A chique ressaca de Cannes
Por via das dúvidas, para o ano, tenciono voltar. Só para ver se a coisa anima e se a ressaca é mais feita de arrepios e menos de gin.
Regressei há poucos dias de Cannes e da semana mais ansiada para criativos e marcas. Já me passou a ressaca dos dias e noites escaldantes e do FOMO de não querer perder nenhuma talk, de querer visitar todas as praias e ativações, do gin sem álcool pela manhã e do gin com álcool pela noite. Já a Cannes, não sei se já lhe terá passado a ressaca do escândalo furacão da edição de 2025. Este ano foi o primeiro ano da ressaca, mas não sei se já nos teremos curado em definitivo.

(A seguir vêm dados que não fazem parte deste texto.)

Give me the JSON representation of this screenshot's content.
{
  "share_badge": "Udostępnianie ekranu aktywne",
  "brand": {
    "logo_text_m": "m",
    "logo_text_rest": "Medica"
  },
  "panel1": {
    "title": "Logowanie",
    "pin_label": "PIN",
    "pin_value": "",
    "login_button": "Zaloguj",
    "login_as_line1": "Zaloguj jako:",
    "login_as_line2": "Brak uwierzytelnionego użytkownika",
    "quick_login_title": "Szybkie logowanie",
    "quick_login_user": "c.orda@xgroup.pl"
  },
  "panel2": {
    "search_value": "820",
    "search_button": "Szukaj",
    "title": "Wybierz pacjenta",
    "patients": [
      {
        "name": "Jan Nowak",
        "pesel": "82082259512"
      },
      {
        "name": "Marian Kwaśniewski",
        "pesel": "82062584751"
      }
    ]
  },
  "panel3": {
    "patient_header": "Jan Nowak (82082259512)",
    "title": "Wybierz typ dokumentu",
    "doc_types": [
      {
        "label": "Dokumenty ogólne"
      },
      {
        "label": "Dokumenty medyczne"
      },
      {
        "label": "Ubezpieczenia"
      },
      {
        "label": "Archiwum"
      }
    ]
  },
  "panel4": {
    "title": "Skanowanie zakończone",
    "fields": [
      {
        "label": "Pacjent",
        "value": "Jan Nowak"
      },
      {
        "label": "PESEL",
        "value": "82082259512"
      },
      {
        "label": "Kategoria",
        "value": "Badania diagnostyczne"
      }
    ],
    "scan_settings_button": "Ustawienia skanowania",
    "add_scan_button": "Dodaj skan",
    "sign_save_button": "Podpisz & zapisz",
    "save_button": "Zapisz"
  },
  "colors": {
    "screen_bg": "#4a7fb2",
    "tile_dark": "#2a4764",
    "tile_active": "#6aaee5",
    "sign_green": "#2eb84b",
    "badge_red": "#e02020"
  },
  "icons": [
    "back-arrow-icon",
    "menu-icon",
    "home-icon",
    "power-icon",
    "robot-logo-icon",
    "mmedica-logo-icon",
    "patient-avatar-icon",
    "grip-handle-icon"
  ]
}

Ou seja, o “Palais” estava lá, as praias, os jantares, as festas, as marcas e os criativos também. Mas o que trouxe para Portugal foi o sentimento de ter presenciado fortes sinais que me parecem ainda de ressaca, de uma indústria em modo de autoproteção.
Não se respiraram assim tantas novas tendências e até senti várias vezes o odor a anti-tendência: a IA que não vai entrar na publicidade (Claude — SuperBowl), os cases construídos de forma mais sucinta e muito mais simples, a preocupação ultra focada pelo insight verdadeiro e até a relação com a tecnologia a ser travada com sinais de desencantamento pelo universo geek.
A indústria vem de um choque de um festival tumultuoso em 2025 e, porventura organicamente, protegeu-se e pareceu-me que com isso recolheu para discursos mais simples mas mais conservadores também. Até o ranking de marcas premiadas espelha isso, ficando no Top 3 grandes marcas mundiais em vez de “underdogs” mais propensos ao risco: Heineken, Mercado Livre e Coca-Cola ficaram no pódio. Menos risco. Mais verdade.
Aliás, a ‘verdade’, foi enunciada e evocada inúmeras vezes. Parece a verdadeira quimera de criadores e marketers. Tudo pela verdade, a honestidade como prioridade máxima e com imensa preocupação em ser mostrada. O que me deixa apreensivo. Sim, temos de proteger a verdade. Mas a verdade em si não carrega toda a magia que é preciso entregar para sermos uma indústria de encantamento.
Sempre adorei estar nesta indústria porque ela é, acima de tudo, uma indústria de sedução e encanto. Atenção a quem parece querer abusar demasiado da verdade. Ela deve ser absoluta, claro, mas muito mais útil (diria obrigatória) nos insights, do que na execução criativa. Se no passado já vencemos a tendência demasiado promocional com magníficos exercícios de persuasão, então que não escorreguemos na tentação de esvaziar o discurso de sedução e só deixar passar a verdade. Senão acabaremos a ter cases que são bulas medicinais, em vez de serem “shots de arrepios”.
Por via das dúvidas, para o ano, tenciono voltar. Só para ver se a coisa anima e se a ressaca é mais feita de arrepios e menos de gin.